Since the lens shift device according to Embodiment 1 is configured as described above, the following effects can be achieved.
(1) Since the rack gear 60 has a large tooth width, the strength can be improved so that the rack gear 60 can withstand even if an impact at the time of dropping is applied to the rack gear 60.

  (2) Further, even if the rack gear 60 has a large tooth width to improve the strength, the entire tooth surfaces 61a and 61b are not used as the contact surfaces 62 for power transmission, but the tooth surfaces 61a and 61b Since the contact surface 62 for transmitting power is formed only in a part of the tooth trace direction in 61b to form partial contact, the sliding resistance can be reduced.

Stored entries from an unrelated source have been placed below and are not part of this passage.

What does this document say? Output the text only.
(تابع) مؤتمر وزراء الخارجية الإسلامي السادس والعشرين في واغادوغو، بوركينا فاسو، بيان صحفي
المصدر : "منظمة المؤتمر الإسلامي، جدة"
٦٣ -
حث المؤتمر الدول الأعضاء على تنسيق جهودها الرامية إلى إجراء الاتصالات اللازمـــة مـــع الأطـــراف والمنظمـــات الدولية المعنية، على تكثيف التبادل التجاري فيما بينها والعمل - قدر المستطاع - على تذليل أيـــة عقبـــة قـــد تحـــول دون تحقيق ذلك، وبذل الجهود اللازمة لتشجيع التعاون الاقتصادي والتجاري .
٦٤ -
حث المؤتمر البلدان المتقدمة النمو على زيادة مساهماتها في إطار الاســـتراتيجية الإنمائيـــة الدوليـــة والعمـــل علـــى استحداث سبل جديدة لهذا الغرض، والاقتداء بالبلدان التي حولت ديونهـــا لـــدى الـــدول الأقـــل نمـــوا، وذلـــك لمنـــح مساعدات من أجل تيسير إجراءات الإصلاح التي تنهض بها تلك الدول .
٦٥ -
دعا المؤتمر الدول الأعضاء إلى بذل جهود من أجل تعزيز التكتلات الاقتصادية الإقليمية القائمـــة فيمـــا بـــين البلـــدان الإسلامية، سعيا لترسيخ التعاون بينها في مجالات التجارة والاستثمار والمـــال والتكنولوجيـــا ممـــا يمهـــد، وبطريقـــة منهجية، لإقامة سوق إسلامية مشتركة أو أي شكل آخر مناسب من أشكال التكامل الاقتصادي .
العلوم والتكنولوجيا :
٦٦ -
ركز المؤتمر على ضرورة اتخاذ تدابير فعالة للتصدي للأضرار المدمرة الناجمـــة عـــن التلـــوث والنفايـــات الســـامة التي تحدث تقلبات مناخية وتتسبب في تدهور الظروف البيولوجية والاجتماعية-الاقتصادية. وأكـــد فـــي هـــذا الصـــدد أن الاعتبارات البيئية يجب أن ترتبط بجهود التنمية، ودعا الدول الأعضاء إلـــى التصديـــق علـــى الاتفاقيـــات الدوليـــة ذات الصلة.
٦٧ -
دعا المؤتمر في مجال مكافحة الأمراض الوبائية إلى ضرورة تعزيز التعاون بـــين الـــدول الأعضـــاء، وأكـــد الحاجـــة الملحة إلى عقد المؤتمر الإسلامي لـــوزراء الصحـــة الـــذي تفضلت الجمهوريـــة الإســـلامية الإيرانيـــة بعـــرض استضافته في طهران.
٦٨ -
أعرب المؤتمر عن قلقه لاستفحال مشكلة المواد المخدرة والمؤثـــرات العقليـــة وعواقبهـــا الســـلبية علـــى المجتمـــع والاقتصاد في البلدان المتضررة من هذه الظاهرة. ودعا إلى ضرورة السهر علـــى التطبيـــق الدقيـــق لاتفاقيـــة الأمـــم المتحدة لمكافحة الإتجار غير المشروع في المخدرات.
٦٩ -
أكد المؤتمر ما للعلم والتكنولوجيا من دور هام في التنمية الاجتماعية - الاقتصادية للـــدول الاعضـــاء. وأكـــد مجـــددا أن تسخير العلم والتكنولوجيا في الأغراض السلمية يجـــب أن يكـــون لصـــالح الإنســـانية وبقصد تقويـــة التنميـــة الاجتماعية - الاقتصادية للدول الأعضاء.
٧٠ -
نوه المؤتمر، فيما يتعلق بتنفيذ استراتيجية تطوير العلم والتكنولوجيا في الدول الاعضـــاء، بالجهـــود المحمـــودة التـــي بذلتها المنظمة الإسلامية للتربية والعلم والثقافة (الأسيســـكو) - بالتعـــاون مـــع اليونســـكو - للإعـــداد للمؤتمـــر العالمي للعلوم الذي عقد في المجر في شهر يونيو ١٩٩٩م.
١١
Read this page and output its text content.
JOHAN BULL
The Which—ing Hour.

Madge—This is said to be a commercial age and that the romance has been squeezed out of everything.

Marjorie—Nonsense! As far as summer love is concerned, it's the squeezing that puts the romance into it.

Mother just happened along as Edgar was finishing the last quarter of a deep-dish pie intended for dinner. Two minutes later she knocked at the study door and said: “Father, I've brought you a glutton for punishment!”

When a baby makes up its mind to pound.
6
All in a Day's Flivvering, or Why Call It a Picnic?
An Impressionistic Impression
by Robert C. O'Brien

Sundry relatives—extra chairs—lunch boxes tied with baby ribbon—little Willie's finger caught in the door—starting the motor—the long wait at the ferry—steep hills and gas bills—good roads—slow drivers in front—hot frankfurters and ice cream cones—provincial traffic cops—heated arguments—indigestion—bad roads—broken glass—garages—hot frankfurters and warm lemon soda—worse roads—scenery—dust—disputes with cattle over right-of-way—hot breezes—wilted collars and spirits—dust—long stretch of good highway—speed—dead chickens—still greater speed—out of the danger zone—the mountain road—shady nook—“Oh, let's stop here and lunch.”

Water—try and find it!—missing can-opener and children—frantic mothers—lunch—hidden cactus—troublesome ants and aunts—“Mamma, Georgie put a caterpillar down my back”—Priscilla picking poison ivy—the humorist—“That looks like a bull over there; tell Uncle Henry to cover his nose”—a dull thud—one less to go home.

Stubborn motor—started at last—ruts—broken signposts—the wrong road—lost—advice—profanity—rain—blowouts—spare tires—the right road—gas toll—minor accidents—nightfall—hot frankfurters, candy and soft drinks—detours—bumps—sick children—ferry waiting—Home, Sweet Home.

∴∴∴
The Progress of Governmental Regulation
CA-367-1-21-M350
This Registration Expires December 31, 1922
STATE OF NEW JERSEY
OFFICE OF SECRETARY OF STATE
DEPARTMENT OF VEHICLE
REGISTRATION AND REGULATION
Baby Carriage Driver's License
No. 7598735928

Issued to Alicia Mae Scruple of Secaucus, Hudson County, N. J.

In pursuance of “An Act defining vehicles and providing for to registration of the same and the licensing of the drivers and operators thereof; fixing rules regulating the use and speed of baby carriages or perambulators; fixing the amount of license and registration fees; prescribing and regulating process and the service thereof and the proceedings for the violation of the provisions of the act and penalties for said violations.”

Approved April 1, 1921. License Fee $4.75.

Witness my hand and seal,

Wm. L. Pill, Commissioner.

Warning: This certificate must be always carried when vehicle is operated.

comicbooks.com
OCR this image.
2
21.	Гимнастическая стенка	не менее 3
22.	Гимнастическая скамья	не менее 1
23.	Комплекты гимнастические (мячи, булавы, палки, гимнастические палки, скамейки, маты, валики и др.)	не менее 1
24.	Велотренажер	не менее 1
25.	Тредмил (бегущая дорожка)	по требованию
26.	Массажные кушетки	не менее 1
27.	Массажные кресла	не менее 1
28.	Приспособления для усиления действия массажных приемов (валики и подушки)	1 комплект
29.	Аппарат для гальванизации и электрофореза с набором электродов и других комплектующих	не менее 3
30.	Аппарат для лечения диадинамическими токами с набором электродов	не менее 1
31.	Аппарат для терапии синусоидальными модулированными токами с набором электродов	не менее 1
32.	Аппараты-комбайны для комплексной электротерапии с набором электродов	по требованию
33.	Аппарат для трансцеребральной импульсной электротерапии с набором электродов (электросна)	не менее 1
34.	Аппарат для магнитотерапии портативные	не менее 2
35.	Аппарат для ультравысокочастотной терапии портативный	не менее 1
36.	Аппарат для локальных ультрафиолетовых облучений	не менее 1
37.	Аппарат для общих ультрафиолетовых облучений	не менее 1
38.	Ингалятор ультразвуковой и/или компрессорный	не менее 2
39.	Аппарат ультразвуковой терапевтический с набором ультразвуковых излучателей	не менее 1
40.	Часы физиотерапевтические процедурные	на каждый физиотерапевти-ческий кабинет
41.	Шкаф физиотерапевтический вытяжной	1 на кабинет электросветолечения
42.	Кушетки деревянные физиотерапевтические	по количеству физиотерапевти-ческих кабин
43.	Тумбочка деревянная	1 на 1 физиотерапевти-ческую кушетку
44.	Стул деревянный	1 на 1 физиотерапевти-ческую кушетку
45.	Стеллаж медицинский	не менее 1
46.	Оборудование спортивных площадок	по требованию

  (3) In the rack gear 60, a contact surface 62 for transmitting power is formed at the center of the tooth surfaces 61a and 61b, and relief portions 63 are formed on both sides of the contact surface 62 in the tooth line direction. The relief portion 63 is formed so as to gradually increase toward the end portion in the tooth trace direction. Therefore, the sliding resistance can be reduced to the maximum while suppressing the strength reduction of the rack gear 60 to the minimum.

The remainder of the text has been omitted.